I want candy
DCblogger turned me on to Marie Antoinette several years ago, and the Archdruid's new post, "The sound of tumbrils," made me think of it again. The whole post is great, but here's the relevant section for electoral politics today:
Still, the core of [Galbraith's The Culture of Contentment] is a precise and mordant comparison between the privileged class of contemporary America and an example I’ve already cited, the French nobility on the eve of the Revolution.
That comparison has an exactness that very few people notice these days. Louis XIV, the Franklin Roosevelt of his day, took a great deal of wealth and privilege from the French aristocracy and imposed a flurry of restrictions they found burdensome. After his time, it became a central goal of the nobility to restore their position at the king’s expense. Their strategy is one with which modern Americans ought to be familiar: they insisted on a massive military buildup and an aggressive foreign policy that landed France in expensive wars, while at the same time demanding tax cuts. The goal was simply to bankrupt the French government, so that—no, not so that they could drown it in a bathtub; instead, they wanted to force the king to call the États-Général—roughly, the equivalent of a US constitutional convention—which alone could create entirely new tax structures. Once that happened, they hoped to bully the king into restoring their former privileges as the price of acquiescing in a new tax regime.

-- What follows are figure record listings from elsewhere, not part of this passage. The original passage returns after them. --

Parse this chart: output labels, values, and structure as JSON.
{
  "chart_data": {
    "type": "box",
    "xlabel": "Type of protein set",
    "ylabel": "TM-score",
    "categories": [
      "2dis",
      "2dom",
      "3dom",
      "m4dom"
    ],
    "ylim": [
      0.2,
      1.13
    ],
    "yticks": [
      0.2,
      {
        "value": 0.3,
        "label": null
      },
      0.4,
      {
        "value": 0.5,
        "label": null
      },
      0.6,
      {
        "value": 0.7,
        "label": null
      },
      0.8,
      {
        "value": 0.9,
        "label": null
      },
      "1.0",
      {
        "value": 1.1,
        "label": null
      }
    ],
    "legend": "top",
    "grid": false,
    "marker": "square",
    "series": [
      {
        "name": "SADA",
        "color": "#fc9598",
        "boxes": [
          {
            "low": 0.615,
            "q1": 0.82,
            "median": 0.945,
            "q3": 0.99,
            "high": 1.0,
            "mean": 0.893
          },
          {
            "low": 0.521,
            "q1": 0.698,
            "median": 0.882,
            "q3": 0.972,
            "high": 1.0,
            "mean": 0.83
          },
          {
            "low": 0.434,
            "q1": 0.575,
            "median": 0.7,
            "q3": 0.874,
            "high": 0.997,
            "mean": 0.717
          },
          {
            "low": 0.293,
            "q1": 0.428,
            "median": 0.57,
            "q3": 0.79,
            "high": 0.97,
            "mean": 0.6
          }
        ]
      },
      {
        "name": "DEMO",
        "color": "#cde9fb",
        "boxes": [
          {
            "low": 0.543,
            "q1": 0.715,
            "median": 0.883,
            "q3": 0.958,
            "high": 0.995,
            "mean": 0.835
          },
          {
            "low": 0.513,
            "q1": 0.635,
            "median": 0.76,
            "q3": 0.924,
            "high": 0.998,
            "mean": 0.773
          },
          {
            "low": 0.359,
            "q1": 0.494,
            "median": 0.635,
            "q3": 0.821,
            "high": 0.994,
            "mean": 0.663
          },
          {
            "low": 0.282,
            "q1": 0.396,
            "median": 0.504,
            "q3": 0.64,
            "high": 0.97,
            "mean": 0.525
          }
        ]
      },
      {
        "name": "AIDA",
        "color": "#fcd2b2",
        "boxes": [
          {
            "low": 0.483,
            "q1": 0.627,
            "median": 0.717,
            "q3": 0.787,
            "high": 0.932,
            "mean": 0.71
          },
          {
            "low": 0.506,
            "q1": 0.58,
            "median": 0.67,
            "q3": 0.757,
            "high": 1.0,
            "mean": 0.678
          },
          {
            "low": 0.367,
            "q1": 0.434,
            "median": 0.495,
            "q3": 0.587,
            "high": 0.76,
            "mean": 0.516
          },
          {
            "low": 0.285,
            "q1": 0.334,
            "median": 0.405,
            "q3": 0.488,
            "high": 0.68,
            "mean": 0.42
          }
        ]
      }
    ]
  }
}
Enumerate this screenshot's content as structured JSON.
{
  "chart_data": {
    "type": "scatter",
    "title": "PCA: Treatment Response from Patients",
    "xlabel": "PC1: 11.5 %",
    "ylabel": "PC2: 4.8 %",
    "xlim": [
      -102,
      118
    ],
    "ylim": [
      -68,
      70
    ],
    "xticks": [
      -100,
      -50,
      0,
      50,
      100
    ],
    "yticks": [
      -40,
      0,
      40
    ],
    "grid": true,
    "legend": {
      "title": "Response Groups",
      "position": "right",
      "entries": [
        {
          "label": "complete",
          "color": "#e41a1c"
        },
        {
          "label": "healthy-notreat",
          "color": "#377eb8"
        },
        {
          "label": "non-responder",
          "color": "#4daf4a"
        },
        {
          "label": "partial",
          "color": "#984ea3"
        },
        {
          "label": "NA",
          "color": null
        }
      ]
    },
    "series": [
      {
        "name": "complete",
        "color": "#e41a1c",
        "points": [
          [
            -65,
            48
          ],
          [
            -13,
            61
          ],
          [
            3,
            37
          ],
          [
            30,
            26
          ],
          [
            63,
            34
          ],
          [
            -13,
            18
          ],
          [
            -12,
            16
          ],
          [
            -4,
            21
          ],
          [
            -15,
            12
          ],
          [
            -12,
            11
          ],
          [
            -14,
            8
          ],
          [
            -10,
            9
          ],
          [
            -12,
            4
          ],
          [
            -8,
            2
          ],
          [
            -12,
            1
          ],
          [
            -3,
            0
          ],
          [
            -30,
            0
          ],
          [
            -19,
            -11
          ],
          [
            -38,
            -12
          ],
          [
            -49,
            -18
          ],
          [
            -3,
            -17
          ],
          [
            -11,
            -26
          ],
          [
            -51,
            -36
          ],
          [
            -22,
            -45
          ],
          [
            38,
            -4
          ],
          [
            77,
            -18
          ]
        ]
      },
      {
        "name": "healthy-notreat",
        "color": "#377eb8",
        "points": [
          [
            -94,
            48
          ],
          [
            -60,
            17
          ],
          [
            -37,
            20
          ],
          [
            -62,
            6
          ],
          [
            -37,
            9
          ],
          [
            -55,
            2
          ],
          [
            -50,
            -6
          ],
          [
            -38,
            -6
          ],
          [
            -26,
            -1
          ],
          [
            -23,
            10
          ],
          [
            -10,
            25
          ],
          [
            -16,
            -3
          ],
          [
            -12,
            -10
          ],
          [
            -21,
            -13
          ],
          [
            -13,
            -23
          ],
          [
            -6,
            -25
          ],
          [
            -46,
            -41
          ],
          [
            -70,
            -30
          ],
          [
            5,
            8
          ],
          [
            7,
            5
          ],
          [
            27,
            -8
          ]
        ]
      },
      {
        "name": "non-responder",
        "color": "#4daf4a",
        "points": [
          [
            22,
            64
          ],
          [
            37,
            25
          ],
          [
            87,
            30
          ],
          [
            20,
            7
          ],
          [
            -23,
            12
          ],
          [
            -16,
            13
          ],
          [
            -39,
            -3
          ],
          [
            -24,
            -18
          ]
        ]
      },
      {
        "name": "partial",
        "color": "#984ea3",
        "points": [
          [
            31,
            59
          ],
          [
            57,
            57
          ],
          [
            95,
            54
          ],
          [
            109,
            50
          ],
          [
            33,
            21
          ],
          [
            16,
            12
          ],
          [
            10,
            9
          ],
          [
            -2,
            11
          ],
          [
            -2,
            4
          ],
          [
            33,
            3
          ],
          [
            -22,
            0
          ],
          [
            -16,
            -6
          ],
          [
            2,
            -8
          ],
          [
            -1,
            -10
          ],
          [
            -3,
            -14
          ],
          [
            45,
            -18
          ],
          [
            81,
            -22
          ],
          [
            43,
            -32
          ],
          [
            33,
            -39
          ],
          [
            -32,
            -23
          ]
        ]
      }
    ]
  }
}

The result was a high-stakes game of chicken between the party of the aristocracy, and the party of the civil servants, bureaucrats and officials whose authority and wealth was guaranteed by the power of the king. (If you want to describe these two parties as "Republicans" and "Democrats," I’m not going to argue.) What neither side noticed was that their struggles imposed severe burdens on the rest of the population, the peasants, laborers, and small-scale businesspeople on whose passive acquiescence the entire structure of power and prestige ultimately rested. As the struggle went on, the aristocracy did their best to delegitimize the king and the central government, while the civil service and its supporters did their best to delegitimize the aristocracy; both sides succeeded beyond their wildest dreams, and managed to strip the last traces of popular legitimacy from the French political system as a whole.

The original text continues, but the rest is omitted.